With well over 600 episodes, it’s hard to pick one guest. So here’s three that strike me as memorable today (this will change by tonight). 

  • Matthew Mitcham: An Olympic Gold Medal diver, we spoke about his sport for about three minutes and instead had one of the deepest, most connected conversations about sobriety I’ve ever had in public. 
  • Melanie Zanetti: The voice of Chilli Heeler — we found ourselves discussing what happens when you release yourself from the outcomes in the purest way possible and just be present to the process. It’s a stunning revelation (spoiler alert — she got the gig). 
  • Audrey Griffen: When we released my book, I invited my wife to be a guest — and we spoke about what it’s like being married to a person with a different brain. To this day I get emails every week about that episode, which was now over four years ago. 

You’re always giving listeners nuggets of knowledge. What’s the most fascinating thing you’ve learnt from doing the podcast?

One thing in nine years? Jeez. There’s about one hundred! 
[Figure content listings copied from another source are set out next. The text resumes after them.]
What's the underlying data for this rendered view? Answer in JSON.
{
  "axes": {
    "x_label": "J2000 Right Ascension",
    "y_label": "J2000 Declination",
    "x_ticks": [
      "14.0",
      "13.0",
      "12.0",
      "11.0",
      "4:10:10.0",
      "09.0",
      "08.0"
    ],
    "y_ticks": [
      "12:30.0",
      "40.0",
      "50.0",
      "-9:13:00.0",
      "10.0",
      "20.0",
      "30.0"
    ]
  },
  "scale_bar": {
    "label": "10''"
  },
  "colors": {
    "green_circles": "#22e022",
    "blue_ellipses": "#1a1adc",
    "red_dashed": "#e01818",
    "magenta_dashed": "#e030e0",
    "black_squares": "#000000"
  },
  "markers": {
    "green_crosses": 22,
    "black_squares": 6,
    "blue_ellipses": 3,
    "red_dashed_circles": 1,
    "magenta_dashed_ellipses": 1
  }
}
However, one that can be applied to many things came from a conversation with Professor Roland Geocke from the Faculty of Science and Technology at the University of Canberra. In Australia you can walk into a hardware store and buy a hammer. A hammer is a useful tool, which you can use to hang a picture, make a fence, even build a house to shelter you and your family to help you survive a storm. 

But a hammer is also a murder weapon. 

Yet anyone can buy one — even a child — because as a society we’ve had the conversation about the acceptable use of that particular tool. 
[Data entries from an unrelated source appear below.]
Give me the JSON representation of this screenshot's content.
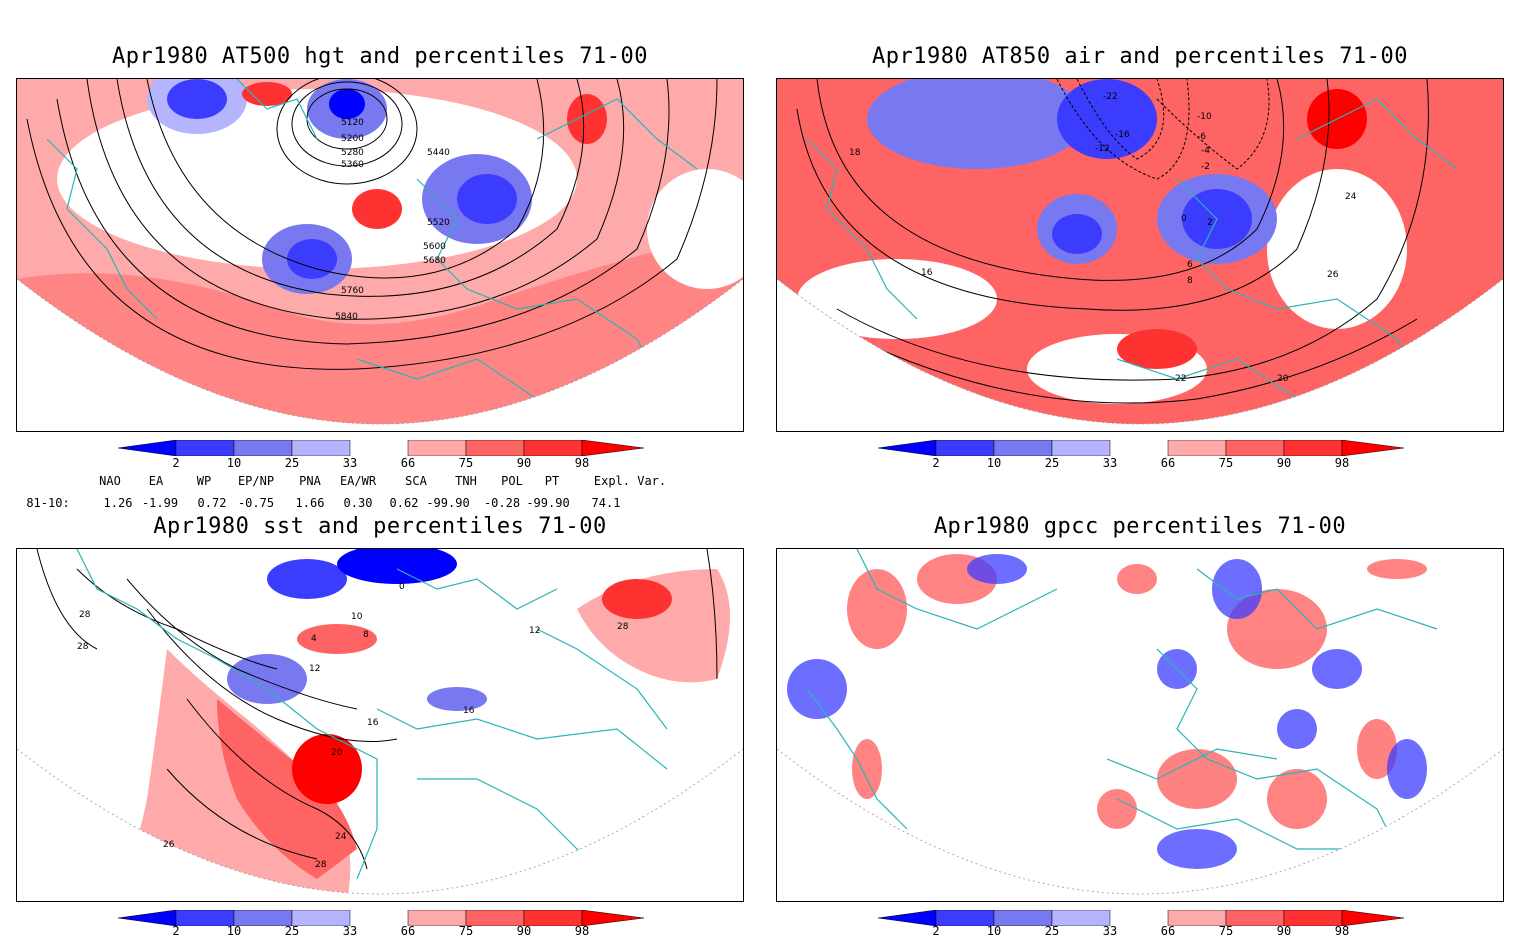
{
  "panels": [
    {
      "id": "p1",
      "title": "Apr1980 AT500 hgt and percentiles 71-00",
      "contour_labels": [
        "5120",
        "5200",
        "5280",
        "5360",
        "5440",
        "5520",
        "5600",
        "5680",
        "5760",
        "5840"
      ]
    },
    {
      "id": "p2",
      "title": "Apr1980 AT850 air and percentiles 71-00",
      "contour_labels": [
        "-22",
        "-16",
        "-12",
        "-10",
        "-6",
        "-4",
        "-2",
        "0",
        "2",
        "6",
        "8",
        "16",
        "18",
        "24",
        "26",
        "20",
        "22"
      ]
    },
    {
      "id": "p3",
      "title": "Apr1980 sst and percentiles 71-00",
      "contour_labels": [
        "28",
        "28",
        "26",
        "0",
        "4",
        "8",
        "10",
        "12",
        "16",
        "20",
        "24",
        "28",
        "16",
        "12",
        "28"
      ]
    },
    {
      "id": "p4",
      "title": "Apr1980 gpcc percentiles 71-00",
      "contour_labels": []
    }
  ],
  "colorbar": {
    "labels": [
      "2",
      "10",
      "25",
      "33",
      "66",
      "75",
      "90",
      "98"
    ],
    "colors": {
      "deep_blue": "#0000ff",
      "blue": "#3c3cff",
      "mid_blue": "#7878f0",
      "light_blue": "#b4b4ff",
      "light_red": "#ffaaaa",
      "mid_red": "#ff6464",
      "red": "#ff3232",
      "deep_red": "#ff0000"
    }
  },
  "indices": {
    "headers": [
      "NAO",
      "EA",
      "WP",
      "EP/NP",
      "PNA",
      "EA/WR",
      "SCA",
      "TNH",
      "POL",
      "PT",
      "Expl. Var."
    ],
    "row_label": "81-10:",
    "values": [
      "1.26",
      "-1.99",
      "0.72",
      "-0.75",
      "1.66",
      "0.30",
      "0.62",
      "-99.90",
      "-0.28",
      "-99.90",
      "74.1"
    ]
  },
  "colors": {
    "coast": "#2ab5b5",
    "contour": "#000000",
    "grid": "#999999"
  }
}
Clearly there’s a few technological tools which we find great utility in, however we’re well past time for having the conversations about how those tools are a part of our society. Be it social media algorithms, AI, gambling apps or apps that can deliver booze to your home in 30 minutes or less — there’s plenty of conversations we are well overdue to have.  

And, finally, what’s next for the podcast?

My show has taken many forms over the years, coming into my 10th year — it might just change again. I’m nearly 50, the world is still heating up faster than we thought it would and as I have less of my career to lose,  I’m willing to take more risks. Watch out.